MJTI: How did you hear about MJTI and decide to study there?

YL: About halfway through college, there were some pretty serious questions about Messianic Judaism running through my head. I sent some of these questions to my former Ets Chaiyim School teacher Rabbi Dr. David Rudolph. He very graciously responded to me, drew out more of my thinking and questions, and even challenged me on points. Growing up in a Messianic Jewish context, I inherited assumptions about the way we as Messianic Jews read the Bible. When I went into the larger Christian world, those assumptions didn’t hold, and I didn’t feel like the arguments I grew up with were convincing any longer. Also, in the circles that I grew up in, there was a strong emphasis on following the Ruach, the Spirit, but the way this manifested in terms of our relationship with Jewish tradition was something that had changed several times over my childhood.
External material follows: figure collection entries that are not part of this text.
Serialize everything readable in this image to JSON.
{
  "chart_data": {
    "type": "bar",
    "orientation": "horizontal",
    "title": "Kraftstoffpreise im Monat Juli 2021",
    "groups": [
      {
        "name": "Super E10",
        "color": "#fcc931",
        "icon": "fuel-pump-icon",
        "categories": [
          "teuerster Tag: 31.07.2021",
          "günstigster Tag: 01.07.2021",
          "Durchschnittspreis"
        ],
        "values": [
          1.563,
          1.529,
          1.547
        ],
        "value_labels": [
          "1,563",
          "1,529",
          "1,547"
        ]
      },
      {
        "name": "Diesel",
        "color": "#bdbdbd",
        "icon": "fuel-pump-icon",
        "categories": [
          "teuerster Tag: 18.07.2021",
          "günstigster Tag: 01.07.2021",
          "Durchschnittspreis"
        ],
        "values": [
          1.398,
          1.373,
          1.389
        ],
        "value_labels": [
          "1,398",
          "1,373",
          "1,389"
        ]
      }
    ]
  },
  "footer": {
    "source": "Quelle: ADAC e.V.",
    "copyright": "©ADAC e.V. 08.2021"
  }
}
Now, I was reaching the point of adulthood where I needed to make that relationship my own.

Once I got married (I met my wife in high school through the Beth Messiah’s youth group), we started to create our home. We wanted to have a Jewish home, and we needed to figure out what that meant. As a part of making sense of what it would look like to serve the Messiah, I felt very preoccupied with questions of Jewish identity: of the relationship between the Jewish and Christian traditions, of Jewish history, of halacha, of theology. I was reading rather voraciously, and at a certain point I just thought, “It would be more effective for me to organize this learning under teachers—people who I respect, whose views have influenced me, and who will challenge me.” It’s one thing to just read and read and read, and another thing to be forced to synthesize, to write your own thoughts, and then to have them critiqued by your peers and by people who are more experienced than you. That appealed to me.

At that point I decided I’d enroll in MJTI. I knew there were other programs that offered comparable learning programs, but MJTI appealed to me because of the worldview and outlook of many of the founding professors and teachers. Mark Kinzer was one. His book ​Postmissionary Messianic Judaism​ was very influential for me. David Rudolph was there, and others as well. So the idea of studying at MJTI with those men and women whose work inspired me really appealed to me.

[Learning at MJTI] felt very relational. I had some other friends who were doing degrees online and when I compared notes with them, the online dimension seemed somewhat impersonal. At MJTI you got so much of each person. I felt really connected to my fellow students and teachers through the process of learning with them. It felt like a steady growth. I came in charged up and ready to learn, and I had some fabulous classmates who really challenged my thinking.

Overall, I was very privileged to study with leaders of Messianic Judaism from across the movement.